The situation in Germany with the coronavirus is so critical that a lockdown, even for those vaccinated, cannot be ruled out, Health Minister Jens Spann said today.

Previously, Austria had imposed a new general lockdown and vaccination obligation for the entire population since February.

Europe has once again become the focus of the pandemic in recent weeks, but markets have remained relatively calm so far.

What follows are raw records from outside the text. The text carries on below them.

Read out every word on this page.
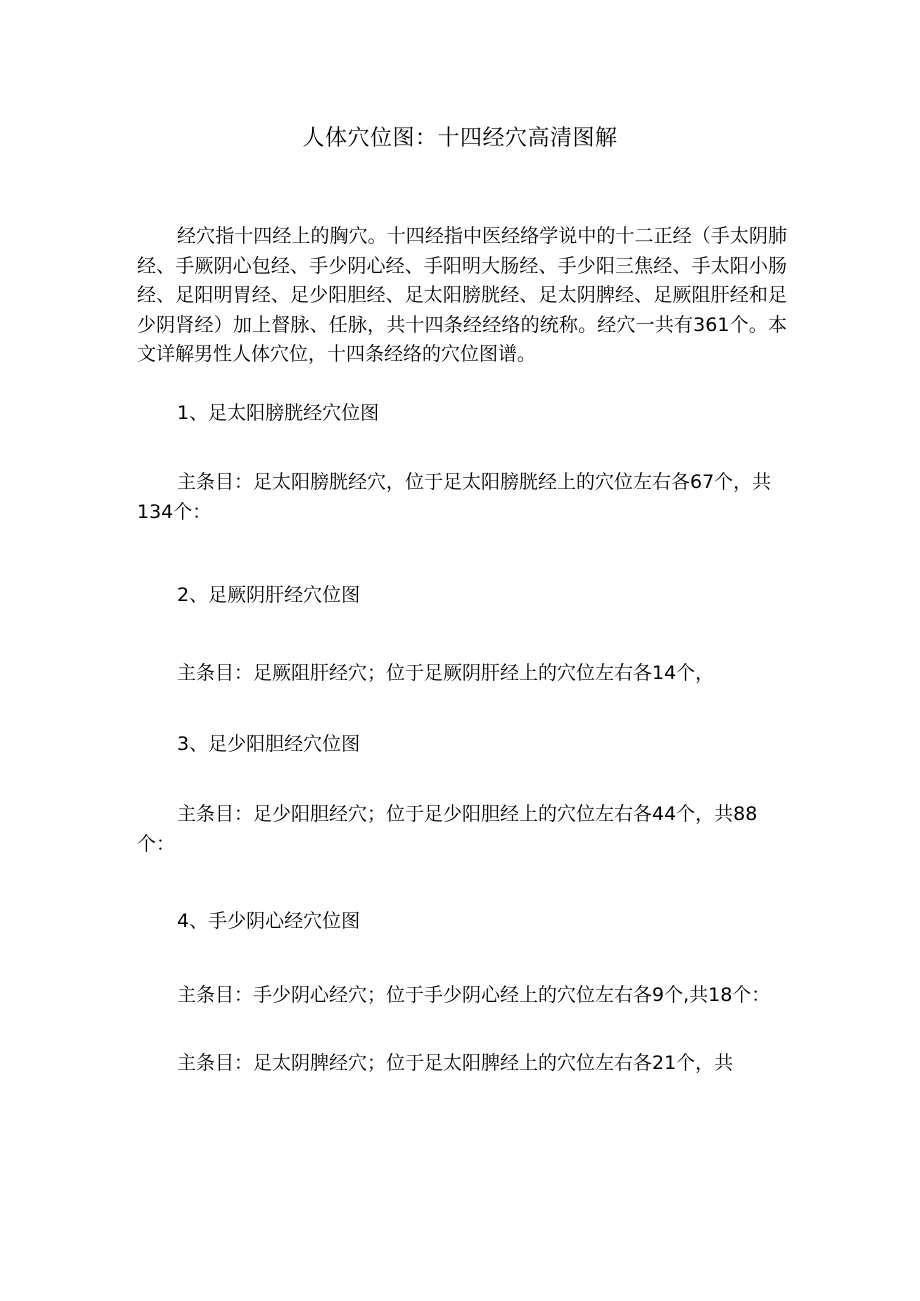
人体穴位图：十四经穴高清图解
经穴指十四经上的胸穴。十四经指中医经络学说中的十二正经（手太阴肺经、手厥阴心包经、手少阴心经、手阳明大肠经、手少阳三焦经、手太阳小肠经、足阳明胃经、足少阳胆经、足太阳膀胱经、足太阴脾经、足厥阻肝经和足少阴肾经）加上督脉、任脉，共十四条经经络的统称。经穴一共有361个。本文详解男性人体穴位，十四条经络的穴位图谱。
1、足太阳膀胱经穴位图
主条目：足太阳膀胱经穴，位于足太阳膀胱经上的穴位左右各67个，共134个：
2、足厥阴肝经穴位图
主条目：足厥阻肝经穴；位于足厥阴肝经上的穴位左右各14个，
3、足少阳胆经穴位图
主条目：足少阳胆经穴；位于足少阳胆经上的穴位左右各44个，共88个：
4、手少阴心经穴位图
主条目：手少阴心经穴；位于手少阴心经上的穴位左右各9个,共18个：
主条目：足太阴脾经穴；位于足太阳脾经上的穴位左右各21个，共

The yield on German 10-year bonds fell to its lowest level since mid-September, at -0.33%, falling 5 basis points during the day, reversing the increase at the beginning of the session. The yield on 30-year German bonds, which had risen to 0.4% in mid-October, returned to negative territory, while the yield on two-year bonds fell to -0.786%, the lowest level since early August.

“A global lockdown in Germany would be extremely bad news for the recovery of the economy,” said a fund manager at Swiss asset management company Vontobel.

Figures released earlier today show that producer prices in Germany rose 3.8% in October from a month earlier, well above the 1.9% forecast by economists in a Reuters survey, an additional indication that inflationary pressures are rising. .

Money markets have withdrawn bets on raising interest rates next year, no longer discounting their 10 basis point increase in December 2022, although it is still thought there is a more than 50% chance that this will happen.